En Alemania no hay emprendedores. Nunca los ha habido. Y nadie los echa de menos. El único emprendedor al que se rinde culto en Alemania es Matusalén. Repárese, si no, en las fechas de nacimiento de sus principales sociedades mercantiles. BASF, líder mundial en el sector químico, surgió en 1865. Un adolescente si se compra con otro venerable consorcio de la misma nacionalidad, Thyssen Krupp, empresa fundada en 1811. Krups, el gigante de los electrodomésticos, vio la luz en 1846. Mercedes Benz, la de los coches, se fundó hace solo un siglo y pico, en 1901. Siemens abrió por primera vez sus puertas al público en 1847. Et caetera. La retórica apologética del pequeño empresario es una cantinela lírica que nada tiene que ver con ellos. En Alemania nadie espera que algún jovencito ambicioso y genial funde Apple o descubra la sopa de ajo en el destartalado garaje de sus padres. Lo que allí se espera de los jovencitos ambiciosos y geniales es que se busquen un buen empleo en cualquier provecto consorcio local.
Y es que en Alemania nadie se toma en serio esas fantasiosas leyendas urbanas ambientadas en el Silicon Valley que tanto fascinan a los españoles. Alemania cree en los grandes empresarios, no en los pequeños. Y no parece que les haya ido mal. Aquí, por el contrario, los cantares de gesta en loor del minifundismo empresarial se han convertido en todo un género literario-político. El pequeño empresario, un actor económico ineficiente por definición, ocupa en el imaginario español contemporáneo el hueco que dejara libre en su día el Cid Campeador después de que el genuino regeneracionismo, el ilustrado de Joaquín Costa, colocase siete candados en su sepulcro. No hay entre nosotros político, creador de opinión o charlista mediático que se resista a la tentación de glosar embelesado las presuntas virtudes prometeicas de los llamados emprendedores.
Ni siquiera los futbolistas profesionales, supremo referente vital de la ciudadanía, llegan a alcanzar el grado de adhesión emocional y aplausos unánimes que suscita esa figura de perfiles míticos. Y, sin embargo, disponer de un sinfín de pequeñas empresas no supone buena nueva alguna que festejar. Al contrario, constituirse en un vivero de pequeños emprendedores es una desgracia para cualquier país que se quiera puntero. Contra lo que machaconamente prescribe el lugar común dominante, lo que España necesita es reducir, no aumentar, la cifra de pequeños empresarios. Cuantos menos pequeños empresarios tengamos, mejor. Cuantas más pymes desaparezcan tras ser absorbidas por otras, mejor.

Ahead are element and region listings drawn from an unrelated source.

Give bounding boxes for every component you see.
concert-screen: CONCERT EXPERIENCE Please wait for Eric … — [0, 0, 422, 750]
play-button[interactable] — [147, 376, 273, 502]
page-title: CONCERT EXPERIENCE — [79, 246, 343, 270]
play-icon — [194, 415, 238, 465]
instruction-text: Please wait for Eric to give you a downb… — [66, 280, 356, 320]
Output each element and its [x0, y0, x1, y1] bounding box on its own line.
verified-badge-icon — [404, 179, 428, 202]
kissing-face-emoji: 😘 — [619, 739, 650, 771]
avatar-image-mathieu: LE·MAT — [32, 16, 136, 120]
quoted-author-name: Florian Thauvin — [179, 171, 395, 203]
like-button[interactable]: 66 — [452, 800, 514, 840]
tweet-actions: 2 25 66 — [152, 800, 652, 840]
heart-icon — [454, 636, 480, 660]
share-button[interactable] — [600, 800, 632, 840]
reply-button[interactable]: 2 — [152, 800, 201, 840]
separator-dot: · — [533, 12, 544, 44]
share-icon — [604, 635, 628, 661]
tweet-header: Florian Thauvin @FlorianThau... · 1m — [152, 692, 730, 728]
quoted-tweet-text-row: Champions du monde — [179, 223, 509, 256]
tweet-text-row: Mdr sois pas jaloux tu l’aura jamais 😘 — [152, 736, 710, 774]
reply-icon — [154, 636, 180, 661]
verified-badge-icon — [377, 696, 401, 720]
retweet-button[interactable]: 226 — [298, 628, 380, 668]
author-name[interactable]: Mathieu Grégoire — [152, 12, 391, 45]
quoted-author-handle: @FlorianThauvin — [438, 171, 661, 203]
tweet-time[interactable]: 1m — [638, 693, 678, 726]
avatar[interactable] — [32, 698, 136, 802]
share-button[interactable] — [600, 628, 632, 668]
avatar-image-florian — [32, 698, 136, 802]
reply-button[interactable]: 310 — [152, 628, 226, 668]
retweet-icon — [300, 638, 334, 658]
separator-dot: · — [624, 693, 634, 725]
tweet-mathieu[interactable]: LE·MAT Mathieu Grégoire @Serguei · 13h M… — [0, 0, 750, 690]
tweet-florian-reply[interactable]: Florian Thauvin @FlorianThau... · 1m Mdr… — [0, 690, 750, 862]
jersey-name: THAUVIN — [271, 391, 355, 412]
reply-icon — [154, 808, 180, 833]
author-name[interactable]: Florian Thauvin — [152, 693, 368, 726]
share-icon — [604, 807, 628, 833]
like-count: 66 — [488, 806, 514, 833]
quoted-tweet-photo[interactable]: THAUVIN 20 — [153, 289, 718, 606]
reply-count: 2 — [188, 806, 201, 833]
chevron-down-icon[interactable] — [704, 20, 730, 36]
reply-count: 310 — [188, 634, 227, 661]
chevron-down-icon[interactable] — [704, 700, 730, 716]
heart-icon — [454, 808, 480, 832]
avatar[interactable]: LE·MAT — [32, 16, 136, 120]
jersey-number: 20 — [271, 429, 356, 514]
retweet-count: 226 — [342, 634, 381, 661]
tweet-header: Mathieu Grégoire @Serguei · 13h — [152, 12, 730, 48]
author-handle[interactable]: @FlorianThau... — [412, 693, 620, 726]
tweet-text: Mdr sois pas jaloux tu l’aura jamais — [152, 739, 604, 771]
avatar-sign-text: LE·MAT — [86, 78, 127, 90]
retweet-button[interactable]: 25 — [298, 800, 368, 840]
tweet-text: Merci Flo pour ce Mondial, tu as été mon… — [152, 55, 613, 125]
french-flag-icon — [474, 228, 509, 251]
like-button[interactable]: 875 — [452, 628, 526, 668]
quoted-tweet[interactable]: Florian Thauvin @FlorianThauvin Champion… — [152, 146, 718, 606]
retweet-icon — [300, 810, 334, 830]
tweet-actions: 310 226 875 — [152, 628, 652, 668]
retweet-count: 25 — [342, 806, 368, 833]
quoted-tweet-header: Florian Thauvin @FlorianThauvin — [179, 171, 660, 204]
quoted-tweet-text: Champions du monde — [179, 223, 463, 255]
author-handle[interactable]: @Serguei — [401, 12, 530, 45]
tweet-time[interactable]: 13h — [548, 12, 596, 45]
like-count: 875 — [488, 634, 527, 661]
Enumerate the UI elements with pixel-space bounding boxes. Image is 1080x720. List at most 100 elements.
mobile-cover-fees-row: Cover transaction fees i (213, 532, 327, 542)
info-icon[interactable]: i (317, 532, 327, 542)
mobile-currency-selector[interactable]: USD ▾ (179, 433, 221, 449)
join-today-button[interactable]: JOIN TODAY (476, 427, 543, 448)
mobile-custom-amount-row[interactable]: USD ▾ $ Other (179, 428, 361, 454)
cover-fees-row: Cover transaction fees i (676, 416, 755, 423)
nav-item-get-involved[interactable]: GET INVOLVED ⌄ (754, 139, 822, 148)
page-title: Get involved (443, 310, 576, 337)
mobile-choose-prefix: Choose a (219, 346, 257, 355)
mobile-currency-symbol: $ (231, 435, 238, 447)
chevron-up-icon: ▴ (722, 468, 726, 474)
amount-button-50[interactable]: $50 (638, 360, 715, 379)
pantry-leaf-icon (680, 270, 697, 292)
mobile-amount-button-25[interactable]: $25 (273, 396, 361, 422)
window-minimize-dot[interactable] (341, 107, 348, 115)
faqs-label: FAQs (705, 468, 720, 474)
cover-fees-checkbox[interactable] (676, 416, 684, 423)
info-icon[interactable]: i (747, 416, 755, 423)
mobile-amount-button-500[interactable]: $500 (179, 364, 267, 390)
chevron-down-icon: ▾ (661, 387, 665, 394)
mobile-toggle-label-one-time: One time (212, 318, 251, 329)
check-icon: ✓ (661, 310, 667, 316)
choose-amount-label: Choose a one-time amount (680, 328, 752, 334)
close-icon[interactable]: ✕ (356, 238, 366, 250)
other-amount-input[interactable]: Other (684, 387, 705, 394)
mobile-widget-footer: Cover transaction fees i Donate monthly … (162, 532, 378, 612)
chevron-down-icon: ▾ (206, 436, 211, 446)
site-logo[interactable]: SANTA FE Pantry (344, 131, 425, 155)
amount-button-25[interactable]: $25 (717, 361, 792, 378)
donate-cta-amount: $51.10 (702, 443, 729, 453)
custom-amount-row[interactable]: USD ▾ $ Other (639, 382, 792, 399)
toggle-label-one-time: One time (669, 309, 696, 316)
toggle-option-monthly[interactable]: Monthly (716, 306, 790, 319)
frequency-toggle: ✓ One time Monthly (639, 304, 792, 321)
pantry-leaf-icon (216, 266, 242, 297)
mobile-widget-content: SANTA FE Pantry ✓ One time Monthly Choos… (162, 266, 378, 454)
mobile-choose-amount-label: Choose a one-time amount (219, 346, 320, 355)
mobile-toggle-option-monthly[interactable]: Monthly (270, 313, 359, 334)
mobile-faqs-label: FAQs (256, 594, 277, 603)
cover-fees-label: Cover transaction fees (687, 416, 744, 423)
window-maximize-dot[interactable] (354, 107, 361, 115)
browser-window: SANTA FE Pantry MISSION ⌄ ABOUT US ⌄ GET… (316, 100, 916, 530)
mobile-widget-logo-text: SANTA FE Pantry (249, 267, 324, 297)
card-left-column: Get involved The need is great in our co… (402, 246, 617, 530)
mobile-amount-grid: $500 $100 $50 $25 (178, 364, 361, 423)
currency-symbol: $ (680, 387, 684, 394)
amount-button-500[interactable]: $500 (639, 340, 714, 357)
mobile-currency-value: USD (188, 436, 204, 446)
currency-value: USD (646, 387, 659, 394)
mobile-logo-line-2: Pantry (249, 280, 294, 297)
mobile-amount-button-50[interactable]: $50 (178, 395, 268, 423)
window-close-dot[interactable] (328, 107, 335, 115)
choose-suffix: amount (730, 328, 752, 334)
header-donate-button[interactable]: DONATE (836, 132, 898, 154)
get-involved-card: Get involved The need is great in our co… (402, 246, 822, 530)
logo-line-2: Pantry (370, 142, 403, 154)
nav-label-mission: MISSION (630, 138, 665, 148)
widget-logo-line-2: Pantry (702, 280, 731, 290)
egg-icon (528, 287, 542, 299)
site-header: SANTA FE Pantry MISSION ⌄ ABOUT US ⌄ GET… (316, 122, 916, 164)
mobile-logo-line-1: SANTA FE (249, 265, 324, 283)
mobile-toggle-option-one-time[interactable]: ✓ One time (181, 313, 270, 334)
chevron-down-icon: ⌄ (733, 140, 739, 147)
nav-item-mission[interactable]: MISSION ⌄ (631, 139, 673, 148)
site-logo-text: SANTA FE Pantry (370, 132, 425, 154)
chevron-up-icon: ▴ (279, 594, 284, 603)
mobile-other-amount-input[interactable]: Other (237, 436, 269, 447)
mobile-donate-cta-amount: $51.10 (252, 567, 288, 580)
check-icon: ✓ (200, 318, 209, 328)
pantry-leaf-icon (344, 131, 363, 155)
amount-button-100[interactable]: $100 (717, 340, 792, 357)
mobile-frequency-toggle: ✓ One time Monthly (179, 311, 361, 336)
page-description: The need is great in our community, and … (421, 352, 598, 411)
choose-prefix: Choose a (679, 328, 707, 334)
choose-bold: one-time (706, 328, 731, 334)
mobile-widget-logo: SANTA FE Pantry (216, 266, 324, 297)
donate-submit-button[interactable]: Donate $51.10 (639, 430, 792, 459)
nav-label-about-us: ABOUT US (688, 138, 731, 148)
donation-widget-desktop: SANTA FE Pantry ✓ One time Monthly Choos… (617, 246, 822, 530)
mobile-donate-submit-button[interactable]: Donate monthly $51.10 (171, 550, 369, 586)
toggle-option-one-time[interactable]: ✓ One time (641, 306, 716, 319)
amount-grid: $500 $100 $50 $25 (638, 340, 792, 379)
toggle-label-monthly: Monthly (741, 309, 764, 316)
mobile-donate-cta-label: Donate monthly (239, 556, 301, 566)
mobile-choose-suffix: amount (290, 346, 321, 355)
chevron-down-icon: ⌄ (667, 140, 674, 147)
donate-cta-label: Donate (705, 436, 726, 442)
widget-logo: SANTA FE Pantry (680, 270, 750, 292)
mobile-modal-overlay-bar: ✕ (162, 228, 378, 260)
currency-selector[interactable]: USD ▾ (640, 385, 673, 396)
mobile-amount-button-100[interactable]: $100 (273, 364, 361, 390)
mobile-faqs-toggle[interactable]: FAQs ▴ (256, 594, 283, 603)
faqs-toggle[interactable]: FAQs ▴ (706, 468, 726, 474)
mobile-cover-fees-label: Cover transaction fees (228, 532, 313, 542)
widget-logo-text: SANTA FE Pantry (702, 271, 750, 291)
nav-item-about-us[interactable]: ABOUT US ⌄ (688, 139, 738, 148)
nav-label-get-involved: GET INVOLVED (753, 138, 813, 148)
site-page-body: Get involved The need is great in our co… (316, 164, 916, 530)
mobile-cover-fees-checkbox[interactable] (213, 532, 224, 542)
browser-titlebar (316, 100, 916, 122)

Cuanta menos charlatanería elegiaca al respecto, mejor.
Y ello por un axioma económico universal demoledoramente simple, a saber, la productividad depende del tamaño. A mayor tamaño empresarial, mayor productividad. Así de sencillo. Un par de cifras para ilustrarlo. Con datos del INE en la mano, la productividad media por empleado de las empresas españolas de más de 250 trabajadores fue de 77.609 euros en 2012. El mismo dato referido a las de menos de diez trabajadores bajaba a 28.900 euros. Otro número. La pyme promedio de Alemania cuenta con 7,6 asalariados en plantilla; la española, con 3,6. Lo pequeño quizá resulte bucólico y hermoso, pero es ineficiente. Muy ineficiente. Y conviene no olvidar que el mercado es la selva. Y en la selva los pezqueñines nunca sobreviven. Jamás. ¿Emprendedores? No, gracias.